Duyuyor musunuz ?

Burcu, saçının rengini değiştirmiş, iletisinden öyle anlaşılmakta. Görüyor musunuz?

Sinan da kız arkadaşından ayrılmış, ilişkilerinin monotonlaştığını düşündüğünden. Biliyor musunuz?

Sinem, facebook’ta baloncuk çıkartamıyor. Yardımcı oluyor musunuz?

Altuğ, çok sevdiği grubun albümünü indiriyor. Onunla birlikte korsanlaşıyor musunuz?
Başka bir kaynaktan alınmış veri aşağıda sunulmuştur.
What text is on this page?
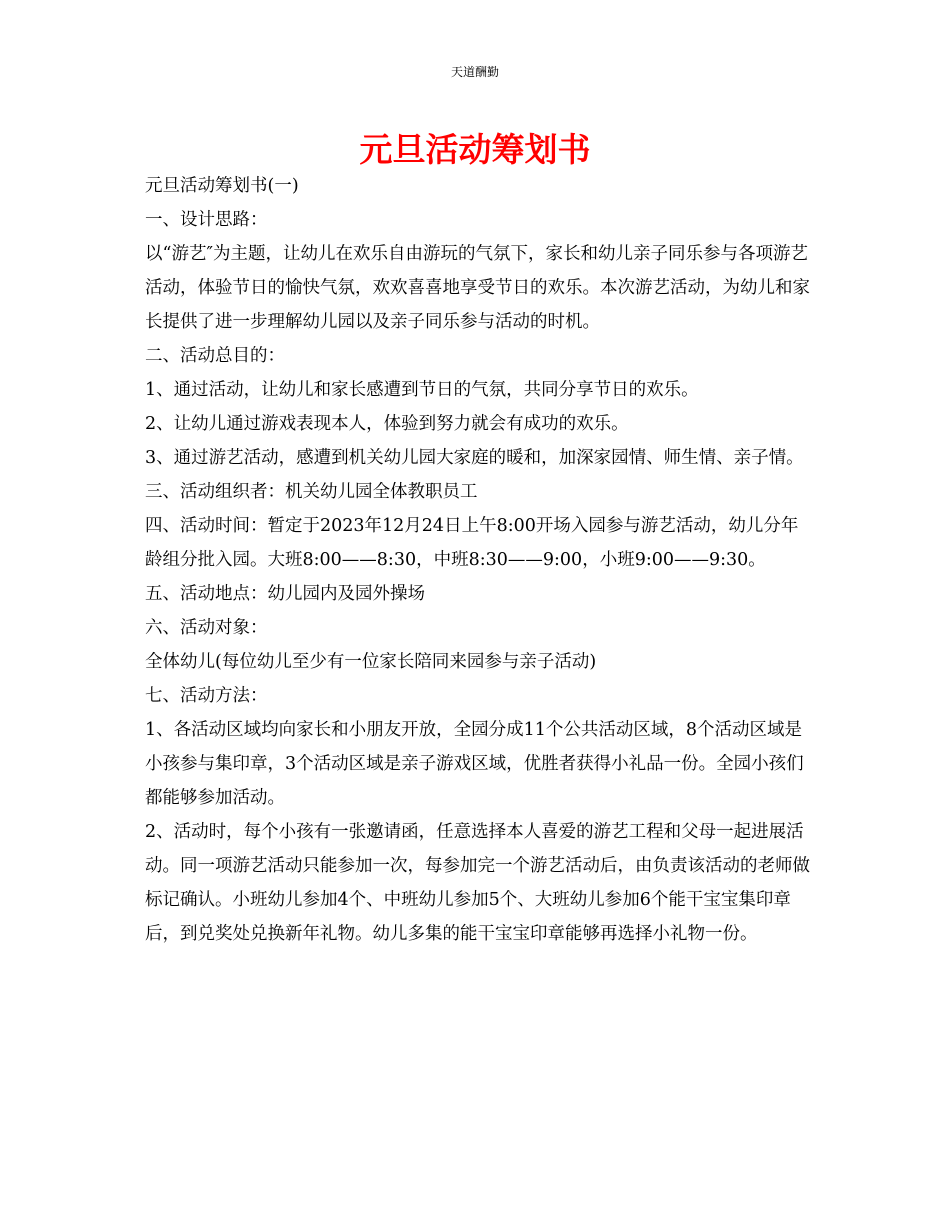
天道酬勤
元旦活动筹划书

元旦活动筹划书(一)

一、设计思路：

以“游艺″为主题，让幼儿在欢乐自由游玩的气氛下，家长和幼儿亲子同乐参与各项游艺活动，体验节日的愉快气氛，欢欢喜喜地享受节日的欢乐。本次游艺活动，为幼儿和家长提供了进一步理解幼儿园以及亲子同乐参与活动的时机。

二、活动总目的：

1、通过活动，让幼儿和家长感遭到节日的气氛，共同分享节日的欢乐。

2、让幼儿通过游戏表现本人，体验到努力就会有成功的欢乐。

3、通过游艺活动，感遭到机关幼儿园大家庭的暖和，加深家园情、师生情、亲子情。

三、活动组织者：机关幼儿园全体教职员工

四、活动时间：暂定于2023年12月24日上午8:00开场入园参与游艺活动，幼儿分年龄组分批入园。大班8:00——8:30，中班8:30——9:00，小班9:00——9:30。

五、活动地点：幼儿园内及园外操场

六、活动对象：

全体幼儿(每位幼儿至少有一位家长陪同来园参与亲子活动)

七、活动方法：

1、各活动区域均向家长和小朋友开放，全园分成11个公共活动区域，8个活动区域是小孩参与集印章，3个活动区域是亲子游戏区域，优胜者获得小礼品一份。全园小孩们都能够参加活动。

2、活动时，每个小孩有一张邀请函，任意选择本人喜爱的游艺工程和父母一起进展活动。同一项游艺活动只能参加一次，每参加完一个游艺活动后，由负责该活动的老师做标记确认。小班幼儿参加4个、中班幼儿参加5个、大班幼儿参加6个能干宝宝集印章后，到兑奖处兑换新年礼物。幼儿多集的能干宝宝印章能够再选择小礼物一份。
Kerim, kendisine gelen e-posta’yı 10 kişiye gönderiyor. Okuyor musunuz?

Bir yandan da;

Tekel işçileri haklarını arıyor. Bulabiliyor musunuz?

Evlatlarımız kelleleşiyor. Fark edebiliyor musunuz?

İnsanlar bölünüyor. Siz hala açılıyor musunuz?

Uzun zamandır çocukların üzerine bomba yağıyor. Acılarını hissedebiliyor musunuz?

Birileri çorak topraklara medeniyet getirmiş. Dokunabiliyor musunuz?

Marketlerde ilaç, eczanelerde de organik süt satılacakmış. Şakalaşıyor musunuz?

Eskiden pofuduk dediğinize, şimdi “marshmallow” diyorsunuz. Kendinize yabancılaşıyor musunuz?

Yenal da bir şeyler söylüyor. Duyuyor musunuz?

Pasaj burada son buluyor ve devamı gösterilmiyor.